Ciertamente, las formas son mejorables. El PSOE y el Partido Popular siempre se han repartido mediante la fórmula de cuotas la composición del Consejo General del Poder Judicial (CGPJ), y también han acordado su presidente, por mucho que sobre el papel constitucional sean los 20 vocales que forman el Consejo los que deben elegirlo. El día en que tendrían que haberse hecho públicos los candidatos a vocales que deben refrendarse en las Cortes, se ha sabido quién será el presidente que han acordado populares y socialistas. Es comprensible el malestar del mundo de la judicatura, que ha convocado una huelga el próximo lunes en la que, entre otras medidas, se exige justamente el fin de esta forma de elegir el órgano rector de los jueces. Que siempre se haya hecho así no justifica la escasa preocupación por las apariencias llevado a cabo ahora.

Pero, más allá de las formas, lo cierto es que la cúpula judicial afronta la renovación en un momento trascendental. El nuevo presidente del CGPJ y del Tribunal Supremo (TS) que han acordado PP y PSOE es Manuel Marchena, un magistrado conservador que, como presidente de la Sala de lo Penal del TS, iba a encabezar el tribunal de siete magistrados responsable de juzgar a los políticos y activistas catalanes encausados por el procés. En la terminología que se usa en el mundo jurídico, Marchena, un conservador, presidirá un CGPJ que contará con ligera mayoría progresista. En un momento en que el TS y, en general, la judicatura están siendo cuestionados por la ciudadanía a cuenta de sentencias muy difíciles de explicar y entender, como la de la Manada y la de las hipotecas (con sus idas y venidas), la sustitución de Carlos Lesmes es una oportunidad para empezar el proceso de reformas que tanto necesita el mundo de la justicia.

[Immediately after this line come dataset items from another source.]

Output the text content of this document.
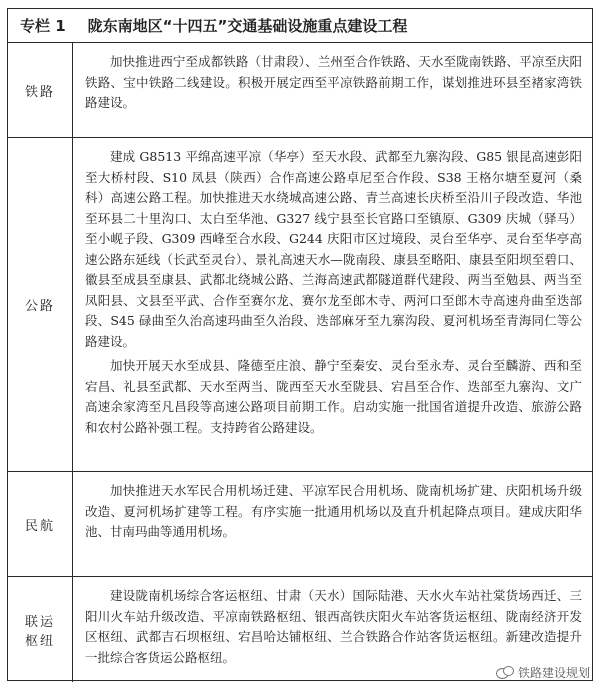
专栏 1 陇东南地区“十四五”交通基础设施重点建设工程
铁路

加快推进西宁至成都铁路（甘肃段）、兰州至合作铁路、天水至陇南铁路、平凉至庆阳铁路、宝中铁路二线建设。积极开展定西至平凉铁路前期工作，谋划推进环县至褚家湾铁路建设。

公路

建成 G8513 平绵高速平凉（华亭）至天水段、武都至九寨沟段、G85 银昆高速彭阳至大桥村段、S10 凤县（陕西）合作高速公路卓尼至合作段、S38 王格尔塘至夏河（桑科）高速公路工程。加快推进天水绕城高速公路、青兰高速长庆桥至沿川子段改造、华池至环县二十里沟口、太白至华池、G327 线宁县至长官路口至镇原、G309 庆城（驿马）至小岘子段、G309 西峰至合水段、G244 庆阳市区过境段、灵台至华亭、灵台至华亭高速公路东延线（长武至灵台）、景礼高速天水—陇南段、康县至略阳、康县至阳坝至碧口、徽县至成县至康县、武都北绕城公路、兰海高速武都隧道群代建段、两当至勉县、两当至凤阳县、文县至平武、合作至赛尔龙、赛尔龙至郎木寺、两河口至郎木寺高速舟曲至迭部段、S45 碌曲至久治高速玛曲至久治段、迭部麻牙至九寨沟段、夏河机场至青海同仁等公路建设。

加快开展天水至成县、隆德至庄浪、静宁至秦安、灵台至永寿、灵台至麟游、西和至宕昌、礼县至武都、天水至两当、陇西至天水至陇县、宕昌至合作、迭部至九寨沟、文广高速余家湾至凡昌段等高速公路项目前期工作。启动实施一批国省道提升改造、旅游公路和农村公路补强工程。支持跨省公路建设。

民航

加快推进天水军民合用机场迁建、平凉军民合用机场、陇南机场扩建、庆阳机场升级改造、夏河机场扩建等工程。有序实施一批通用机场以及直升机起降点项目。建成庆阳华池、甘南玛曲等通用机场。

联运
枢纽

建设陇南机场综合客运枢纽、甘肃（天水）国际陆港、天水火车站社棠货场西迁、三阳川火车站升级改造、平凉南铁路枢纽、银西高铁庆阳火车站客货运枢纽、陇南经济开发区枢纽、武都吉石坝枢纽、宕昌哈达铺枢纽、兰合铁路合作站客货运枢纽。新建改造提升一批综合客货运公路枢纽。

铁路建设规划
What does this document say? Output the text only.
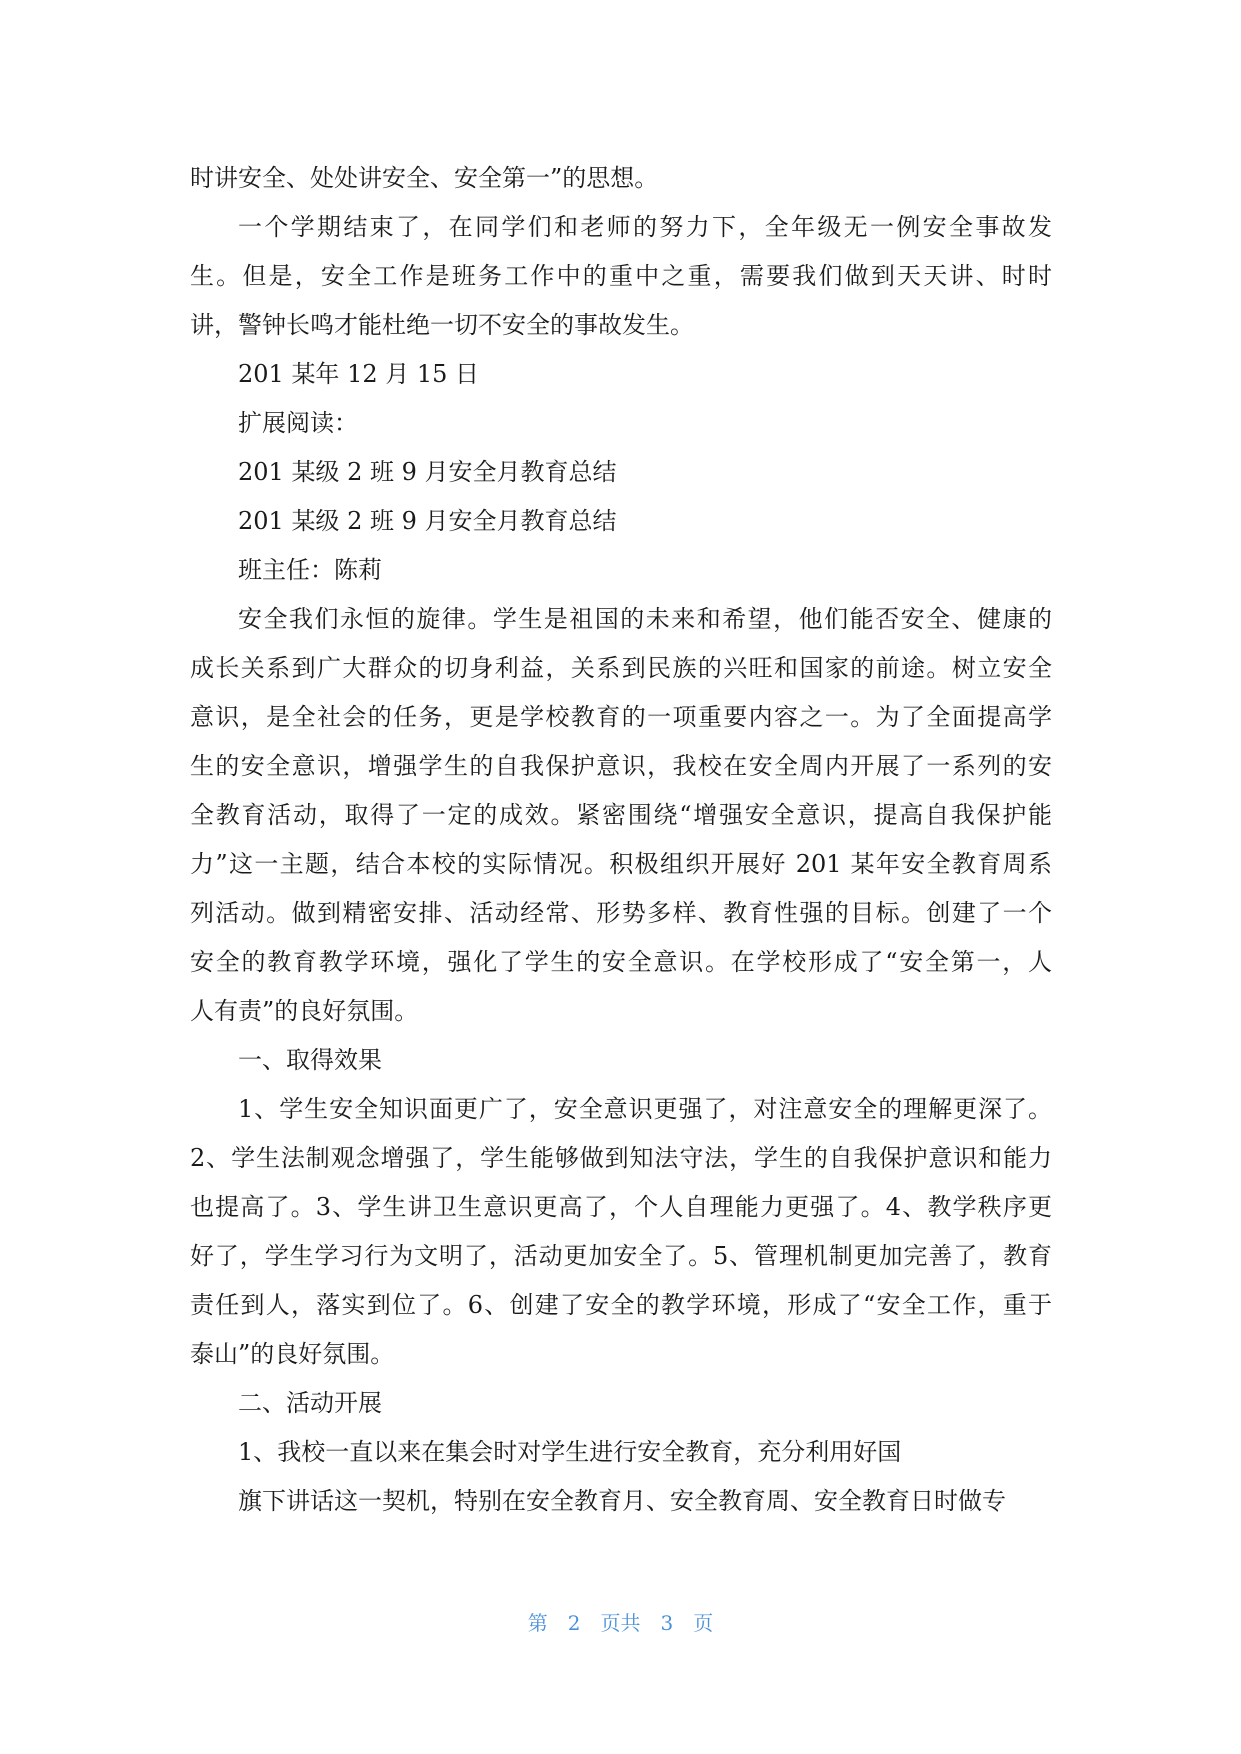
时讲安全、处处讲安全、安全第一”的思想。
一个学期结束了，在同学们和老师的努力下，全年级无一例安全事故发
生。但是，安全工作是班务工作中的重中之重，需要我们做到天天讲、时时
讲，警钟长鸣才能杜绝一切不安全的事故发生。
201 某年 12 月 15 日
扩展阅读：
201 某级 2 班 9 月安全月教育总结
201 某级 2 班 9 月安全月教育总结
班主任：陈莉
安全我们永恒的旋律。学生是祖国的未来和希望，他们能否安全、健康的
成长关系到广大群众的切身利益，关系到民族的兴旺和国家的前途。树立安全
意识，是全社会的任务，更是学校教育的一项重要内容之一。为了全面提高学
生的安全意识，增强学生的自我保护意识，我校在安全周内开展了一系列的安
全教育活动，取得了一定的成效。紧密围绕“增强安全意识，提高自我保护能
力”这一主题，结合本校的实际情况。积极组织开展好 201 某年安全教育周系
列活动。做到精密安排、活动经常、形势多样、教育性强的目标。创建了一个
安全的教育教学环境，强化了学生的安全意识。在学校形成了“安全第一，人
人有责”的良好氛围。
一、取得效果
1、学生安全知识面更广了，安全意识更强了，对注意安全的理解更深了。
2、学生法制观念增强了，学生能够做到知法守法，学生的自我保护意识和能力
也提高了。3、学生讲卫生意识更高了，个人自理能力更强了。4、教学秩序更
好了，学生学习行为文明了，活动更加安全了。5、管理机制更加完善了，教育
责任到人，落实到位了。6、创建了安全的教学环境，形成了“安全工作，重于
泰山”的良好氛围。
二、活动开展
1、我校一直以来在集会时对学生进行安全教育，充分利用好国
旗下讲话这一契机，特别在安全教育月、安全教育周、安全教育日时做专
第 2 页共 3 页
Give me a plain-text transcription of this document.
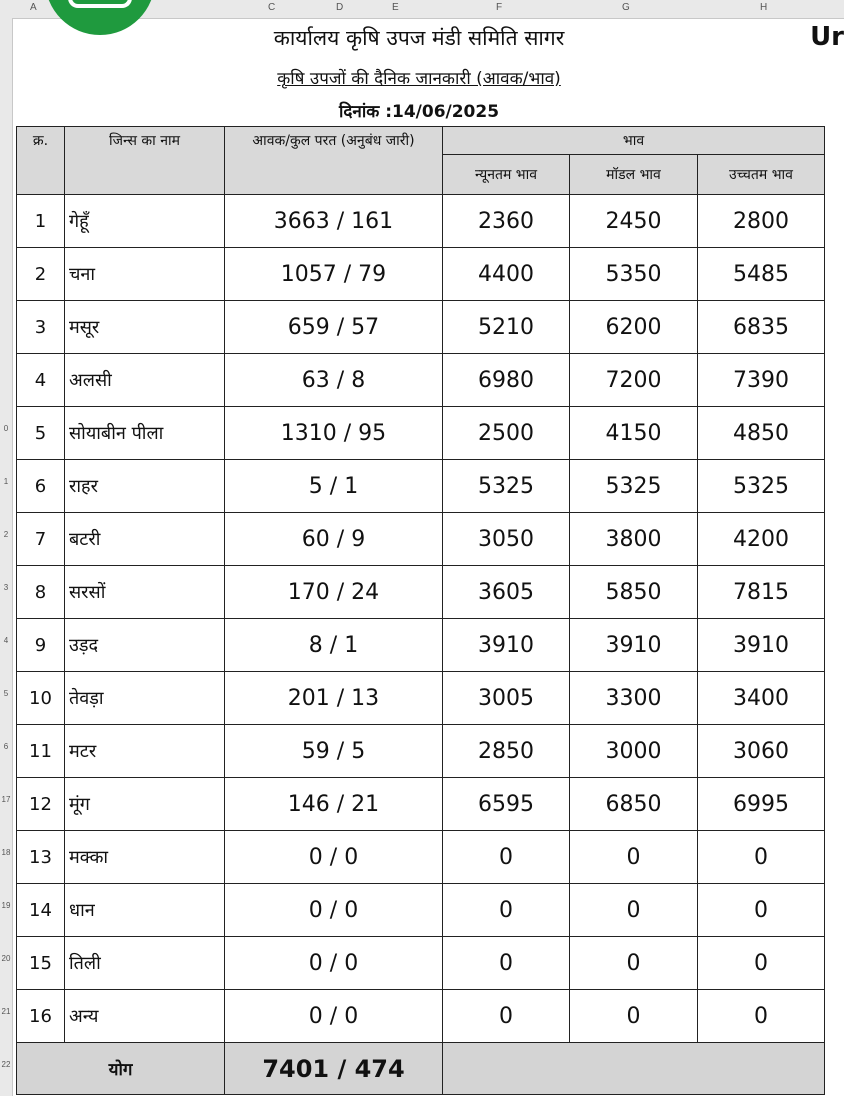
A	C	D	E	F	G	H
0
1
2
3
4
5
6
17
18
19
20
21
22
Ur
कार्यालय कृषि उपज मंडी समिति सागर
कृषि उपजों की दैनिक जानकारी (आवक/भाव)
दिनांक :14/06/2025
क्र.	जिन्स का नाम	आवक/कुल परत (अनुबंध जारी)	भाव		
			न्यूनतम भाव	मॉडल भाव	उच्चतम भाव
1	गेहूँ	3663 / 161	2360	2450	2800
2	चना	1057 / 79	4400	5350	5485
3	मसूर	659 / 57	5210	6200	6835
4	अलसी	63 / 8	6980	7200	7390
5	सोयाबीन पीला	1310 / 95	2500	4150	4850
6	राहर	5 / 1	5325	5325	5325
7	बटरी	60 / 9	3050	3800	4200
8	सरसों	170 / 24	3605	5850	7815
9	उड़द	8 / 1	3910	3910	3910
10	तेवड़ा	201 / 13	3005	3300	3400
11	मटर	59 / 5	2850	3000	3060
12	मूंग	146 / 21	6595	6850	6995
13	मक्का	0 / 0	0	0	0
14	धान	0 / 0	0	0	0
15	तिली	0 / 0	0	0	0
16	अन्य	0 / 0	0	0	0
योग		7401 / 474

Mención aparte es la influencia que tenga este cambio en la cúpula judicial en el juicio del procés, que está previsto que empiece a principios del próximo año. Ante el que, sin temor a exagerar, puede calificarse como el juicio más importante del periodo democrático, el Tribunal Supremo no puede llegar con dudas sobre su imparcialidad ni tampoco lastrado por problemas de credibilidad. Es crucial para la justicia, los derechos de los procesados y la convivencia que los jueces trabajen con independencia, manejando tan solo consideraciones legales sin apriorismos políticos e ideológicos. Hay mucho en juego en ese juicio.